Social worker sees unrest sentence cut

Social worker sees unrest sentence cut

The first social worker to be imprisoned during the unrest, Lau Ka-tung, has seen his jail sentence for obstructing the police reduced from a year to eight months.
Lau, 25, had to be jailed immediately yesterday, but he plans to appeal against his conviction and sentence further at the city's highest court.

Last June, Lau was convicted of deliberately obstructing police constable Chan Pui-kit near the junction between On Lok Road and Tai Cheung Street in Yuen Long on July 27, 2019.

Although High Court Judge Albert Wong Sung-hau reduced Lau's sentence yesterday, he rejected his appeal against the conviction, saying Lau's action constituted obstruction to police.

Lau appeared calm upon hearing the judgment and showed a hand gesture for "five demands, not one less" in the courtroom.

In a written judgment, Wong said it was important for police officers to stay together and maintain a formation because they were outnumbered. But Lau's obstruction delayed their operation.

"It's impossible that [Lau] did not know the situation he was in. His behavior affected officers' operation under severe circumstances and encouraged those who gathered illegally at the scene," Wong said.

Wong added that Lau's behavior increased risks for police officers and delayed the restoration of public order.

Senior counsel Robert Pang Yiu-hung, representing Lau, argued that Lau begged the police to allow more time for protesters to leave in a humble manner and that Lau only caused some inconvenience to the police as opposed to obstructing them.

But Wong said there is no evidence to show Lau had any influence on protesters and Pang's claim was not convincing.

"[Lau] is a social worker and he was staying with other social workers at the scene, so I won't rule out the possibility that they believed they should do something because of their identities," Wong said.
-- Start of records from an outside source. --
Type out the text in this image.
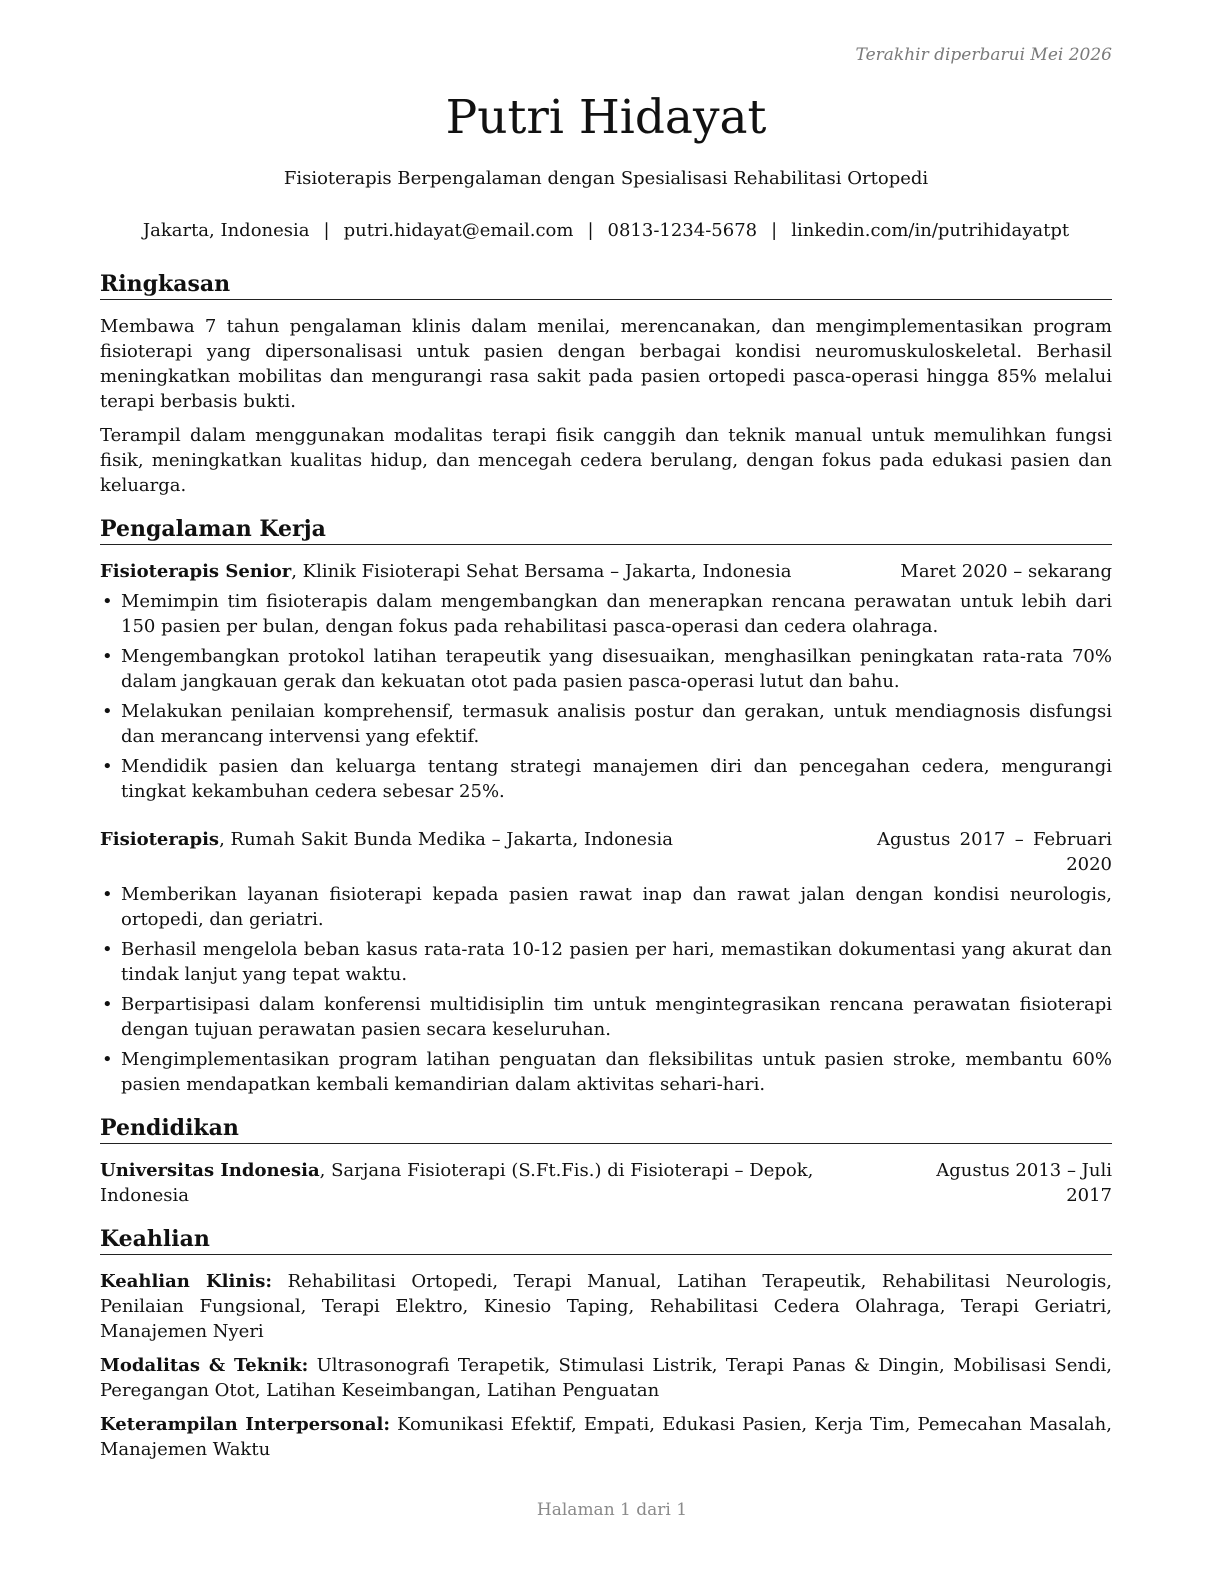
Terakhir diperbarui Mei 2026
Putri Hidayat
Fisioterapis Berpengalaman dengan Spesialisasi Rehabilitasi Ortopedi
Jakarta, Indonesia | putri.hidayat@email.com | 0813-1234-5678 | linkedin.com/in/putrihidayatpt
Ringkasan

Membawa 7 tahun pengalaman klinis dalam menilai, merencanakan, dan mengimplementasikan program fisioterapi yang dipersonalisasi untuk pasien dengan berbagai kondisi neuromuskuloskeletal. Berhasil meningkatkan mobilitas dan mengurangi rasa sakit pada pasien ortopedi pasca-operasi hingga 85% melalui terapi berbasis bukti.

Terampil dalam menggunakan modalitas terapi fisik canggih dan teknik manual untuk memulihkan fungsi fisik, meningkatkan kualitas hidup, dan mencegah cedera berulang, dengan fokus pada edukasi pasien dan keluarga.

Pengalaman Kerja
Fisioterapis Senior, Klinik Fisioterapi Sehat Bersama – Jakarta, Indonesia	Maret 2020 – sekarang
• Memimpin tim fisioterapis dalam mengembangkan dan menerapkan rencana perawatan untuk lebih dari 150 pasien per bulan, dengan fokus pada rehabilitasi pasca-operasi dan cedera olahraga.
• Mengembangkan protokol latihan terapeutik yang disesuaikan, menghasilkan peningkatan rata-rata 70% dalam jangkauan gerak dan kekuatan otot pada pasien pasca-operasi lutut dan bahu.
• Melakukan penilaian komprehensif, termasuk analisis postur dan gerakan, untuk mendiagnosis disfungsi dan merancang intervensi yang efektif.
• Mendidik pasien dan keluarga tentang strategi manajemen diri dan pencegahan cedera, mengurangi tingkat kekambuhan cedera sebesar 25%.
Fisioterapis, Rumah Sakit Bunda Medika – Jakarta, Indonesia	Agustus 2017 – Februari 2020
• Memberikan layanan fisioterapi kepada pasien rawat inap dan rawat jalan dengan kondisi neurologis, ortopedi, dan geriatri.
• Berhasil mengelola beban kasus rata-rata 10-12 pasien per hari, memastikan dokumentasi yang akurat dan tindak lanjut yang tepat waktu.
• Berpartisipasi dalam konferensi multidisiplin tim untuk mengintegrasikan rencana perawatan fisioterapi dengan tujuan perawatan pasien secara keseluruhan.
• Mengimplementasikan program latihan penguatan dan fleksibilitas untuk pasien stroke, membantu 60% pasien mendapatkan kembali kemandirian dalam aktivitas sehari-hari.
Pendidikan
Universitas Indonesia, Sarjana Fisioterapi (S.Ft.Fis.) di Fisioterapi – Depok, Indonesia
Agustus 2013 – Juli 2017
Keahlian

Keahlian Klinis: Rehabilitasi Ortopedi, Terapi Manual, Latihan Terapeutik, Rehabilitasi Neurologis, Penilaian Fungsional, Terapi Elektro, Kinesio Taping, Rehabilitasi Cedera Olahraga, Terapi Geriatri, Manajemen Nyeri

Modalitas & Teknik: Ultrasonografi Terapetik, Stimulasi Listrik, Terapi Panas & Dingin, Mobilisasi Sendi, Peregangan Otot, Latihan Keseimbangan, Latihan Penguatan

Keterampilan Interpersonal: Komunikasi Efektif, Empati, Edukasi Pasien, Kerja Tim, Pemecahan Masalah, Manajemen Waktu

Halaman 1 dari 1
Even if Lau only aimed to get officers to give protesters more time to leave, it was just his "wishful thinking," because the crowd did not leave the scene, Wong said.

But Wong agreed that Lau did not use violence and did not obstruct the police for a long period. Lau also showed no malicious intentions to the police and did not put officers in immediate danger.

Former social welfare sector lawmaker Shiu Ka-chun said outside the court yesterday that Lau will continue to appeal against his conviction and sentence to the Court of Final Appeal.

Shiu also said social workers were saddened by the verdict and believed the sentence was too harsh because Lau did not act violently or hold a weapon and the police officer was not injured.